Estados Unidos pretende apropiarse de los recursos petrolíferos del planeta



El general retirado estadounidense Wesley Clark, quien fuera Comandante Supremo de la Organización del Tratado del Atlántico Norte durante la Guerra de Kosovo, donde dirigió los bombardeos sobre Yugoslavia, no se equivocaba al afirmar en entrevista que le fuera hecha en 2007, que los Estados Unidos habían elaborado un plan desde el 2001, para invadir Irak, Libia, Siria, Irán, Líbano, Somalia, y Sudan. Habría que añadirle Venezuela y Yemen.

Yemen ya es víctima de los bombardeos de la aviación de Arabia Saudita. Este último país junto a Israel son las principales puntas de lanza que posee la OTAN en la región para lograr sus objetivos geoestratégicos.

Es evidente que la estrategia militar de los Estados Unidos está centrada en el dominio más absoluto de los recursos petrolíferos del planeta a costa del asesinato de millones de personas mediante bombardeos indiscriminados de los pueblos de estos países y el derrocamiento de sus respectivos gobiernos. Tal y como ya ocurrió en Irak y Libia.

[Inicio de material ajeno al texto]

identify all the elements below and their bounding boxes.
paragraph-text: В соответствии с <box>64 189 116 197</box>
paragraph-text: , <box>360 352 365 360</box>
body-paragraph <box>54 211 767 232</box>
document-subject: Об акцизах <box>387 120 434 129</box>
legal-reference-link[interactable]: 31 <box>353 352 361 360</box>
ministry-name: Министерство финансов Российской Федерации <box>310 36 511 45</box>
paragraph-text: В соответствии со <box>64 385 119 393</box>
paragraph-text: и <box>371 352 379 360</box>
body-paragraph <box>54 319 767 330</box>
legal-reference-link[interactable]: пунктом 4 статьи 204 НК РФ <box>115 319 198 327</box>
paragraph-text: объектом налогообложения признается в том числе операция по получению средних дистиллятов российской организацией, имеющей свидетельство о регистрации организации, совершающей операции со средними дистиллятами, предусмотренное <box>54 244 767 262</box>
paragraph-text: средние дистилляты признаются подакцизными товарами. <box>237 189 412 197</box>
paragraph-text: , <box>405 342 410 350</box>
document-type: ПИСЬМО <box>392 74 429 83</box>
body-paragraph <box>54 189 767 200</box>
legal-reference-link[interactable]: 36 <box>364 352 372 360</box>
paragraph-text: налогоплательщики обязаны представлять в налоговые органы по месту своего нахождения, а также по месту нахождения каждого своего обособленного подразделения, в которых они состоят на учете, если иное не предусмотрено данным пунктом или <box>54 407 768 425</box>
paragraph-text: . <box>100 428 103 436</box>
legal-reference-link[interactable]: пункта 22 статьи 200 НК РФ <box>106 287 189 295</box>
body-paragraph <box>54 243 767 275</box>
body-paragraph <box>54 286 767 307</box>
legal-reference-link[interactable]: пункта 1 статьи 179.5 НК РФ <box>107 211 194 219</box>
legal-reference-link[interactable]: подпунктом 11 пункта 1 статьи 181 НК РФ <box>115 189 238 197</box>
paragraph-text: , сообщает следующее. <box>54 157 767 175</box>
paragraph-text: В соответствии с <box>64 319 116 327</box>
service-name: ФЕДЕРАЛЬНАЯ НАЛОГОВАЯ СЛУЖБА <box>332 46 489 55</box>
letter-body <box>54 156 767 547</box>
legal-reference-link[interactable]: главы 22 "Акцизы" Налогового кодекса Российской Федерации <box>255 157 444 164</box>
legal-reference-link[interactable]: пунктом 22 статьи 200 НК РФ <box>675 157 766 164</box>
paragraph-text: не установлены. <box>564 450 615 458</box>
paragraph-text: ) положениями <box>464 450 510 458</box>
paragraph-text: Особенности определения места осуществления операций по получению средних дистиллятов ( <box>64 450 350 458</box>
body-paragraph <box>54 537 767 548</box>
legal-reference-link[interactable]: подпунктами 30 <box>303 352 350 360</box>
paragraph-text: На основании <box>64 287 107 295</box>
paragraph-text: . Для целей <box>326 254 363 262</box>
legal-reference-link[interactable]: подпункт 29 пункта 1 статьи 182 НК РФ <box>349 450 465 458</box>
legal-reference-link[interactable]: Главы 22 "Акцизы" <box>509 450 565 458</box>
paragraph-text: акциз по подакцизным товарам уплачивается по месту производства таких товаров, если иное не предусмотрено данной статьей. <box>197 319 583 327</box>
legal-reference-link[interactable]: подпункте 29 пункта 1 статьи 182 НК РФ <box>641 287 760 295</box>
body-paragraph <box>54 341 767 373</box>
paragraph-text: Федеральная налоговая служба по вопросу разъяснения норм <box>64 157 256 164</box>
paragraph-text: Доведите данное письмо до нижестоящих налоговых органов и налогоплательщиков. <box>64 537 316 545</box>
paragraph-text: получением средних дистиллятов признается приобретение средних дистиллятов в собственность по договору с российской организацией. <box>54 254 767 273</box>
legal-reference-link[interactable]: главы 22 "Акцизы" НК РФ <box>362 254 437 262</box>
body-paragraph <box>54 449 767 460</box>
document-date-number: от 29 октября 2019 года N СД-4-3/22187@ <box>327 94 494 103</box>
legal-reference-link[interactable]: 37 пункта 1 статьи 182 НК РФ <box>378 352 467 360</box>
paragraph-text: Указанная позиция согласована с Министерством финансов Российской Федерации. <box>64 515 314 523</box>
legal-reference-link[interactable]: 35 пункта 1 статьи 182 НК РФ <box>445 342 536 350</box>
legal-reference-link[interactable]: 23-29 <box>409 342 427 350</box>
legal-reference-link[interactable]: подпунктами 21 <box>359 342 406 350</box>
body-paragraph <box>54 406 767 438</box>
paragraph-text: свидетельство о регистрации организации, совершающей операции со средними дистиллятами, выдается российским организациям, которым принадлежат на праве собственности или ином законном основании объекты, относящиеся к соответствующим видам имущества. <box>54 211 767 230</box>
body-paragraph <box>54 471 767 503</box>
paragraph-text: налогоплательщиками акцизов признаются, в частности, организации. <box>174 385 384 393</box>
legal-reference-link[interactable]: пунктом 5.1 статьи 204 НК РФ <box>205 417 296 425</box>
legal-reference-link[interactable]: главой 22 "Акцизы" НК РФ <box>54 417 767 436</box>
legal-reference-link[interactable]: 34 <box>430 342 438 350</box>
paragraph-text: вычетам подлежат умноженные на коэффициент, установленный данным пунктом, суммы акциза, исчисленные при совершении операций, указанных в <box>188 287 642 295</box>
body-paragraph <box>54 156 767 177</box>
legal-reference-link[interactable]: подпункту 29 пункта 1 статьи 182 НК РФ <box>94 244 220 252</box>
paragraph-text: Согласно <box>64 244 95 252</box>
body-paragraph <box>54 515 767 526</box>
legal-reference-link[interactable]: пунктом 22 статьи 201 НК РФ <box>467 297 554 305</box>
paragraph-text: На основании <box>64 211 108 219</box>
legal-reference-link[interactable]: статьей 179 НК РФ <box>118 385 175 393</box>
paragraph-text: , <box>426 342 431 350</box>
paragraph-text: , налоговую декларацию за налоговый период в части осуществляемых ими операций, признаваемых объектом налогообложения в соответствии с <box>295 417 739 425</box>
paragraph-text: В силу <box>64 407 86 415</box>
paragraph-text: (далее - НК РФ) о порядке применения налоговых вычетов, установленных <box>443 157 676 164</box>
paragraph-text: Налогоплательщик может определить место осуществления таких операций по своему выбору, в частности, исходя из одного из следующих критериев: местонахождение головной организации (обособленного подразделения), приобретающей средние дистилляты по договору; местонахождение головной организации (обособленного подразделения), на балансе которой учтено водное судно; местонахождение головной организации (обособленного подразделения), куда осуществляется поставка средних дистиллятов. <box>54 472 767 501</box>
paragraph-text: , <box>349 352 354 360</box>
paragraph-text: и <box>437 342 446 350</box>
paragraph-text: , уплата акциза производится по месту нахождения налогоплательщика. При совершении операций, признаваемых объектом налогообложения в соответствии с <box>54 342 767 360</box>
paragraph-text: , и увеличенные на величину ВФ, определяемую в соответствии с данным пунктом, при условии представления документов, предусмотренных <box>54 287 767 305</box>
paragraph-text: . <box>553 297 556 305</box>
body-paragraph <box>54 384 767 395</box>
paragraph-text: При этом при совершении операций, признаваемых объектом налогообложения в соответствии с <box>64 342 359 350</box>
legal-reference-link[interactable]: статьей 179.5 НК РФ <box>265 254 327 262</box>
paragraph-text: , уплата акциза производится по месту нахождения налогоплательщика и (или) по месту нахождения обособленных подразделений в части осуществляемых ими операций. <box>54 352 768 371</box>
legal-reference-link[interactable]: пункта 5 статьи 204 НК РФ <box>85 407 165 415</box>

En tales propósitos, los poderes fácticos que dirigen el gobierno de los Estados Unidos no escatiman ningún esfuerzo para justificar esos bombardeos e invasiones. Justificaciones que ya han sido desenmascaradas como burdas mentiras, como fueron las armas de destrucción masiva que supuestamente poseía Saddam Hussein en Irak.

Varios funcionarios del más alto nivel del gobierno de Estados Unidos, entre los que se encuentran la ex Secretaria de Estado Hillary Clinton, el senador John McCain y el propio presidente Barack Obama, han admitido que el llamado Estado Islámico (Isis o Daesh) fue creado por el gobierno estadounidense. Y los resultados están ahí, pues ha sido comprobado que esta organización terrorista ha estado trasladando el petróleo de Irak y Siria a Turquía, para ser vendido al más bajo costo a Estados Unidos y a muchos países europeos, lo cual ha llevado el precio del petróleo en el mercado internacional a los niveles más bajos.

Algunos analistas han señalado que los Estados Unidos pretenden crear un oleoducto desde el Golfo Pérsico hasta las aguas mediterráneas de Siria, lo cual convertiría a Estados Unidos y sus aliados de la OTAN en los dueños del petróleo del Medio Oriente.

Por esa razón su actual feroz lucha por el control de Siria y Yemen.

En Venezuela también los Estados Unidos han estado tratando de crear un estado de desestabilización que dé al traste con el gobierno de Nicolás Maduro. A tales fines, han auspiciado la guerra económica, el asesinato del diputado más joven de la historia de ese país, el bloqueo del libre tránsito mediante las llamadas guarimbas, el fraude electoral, y todo tipo de actividades conspirativas, con el solo objetivo de instalar allí un gobierno títere que le entregue nuevamente el petróleo que le fue arrebatado por el gobierno de Hugo Chávez.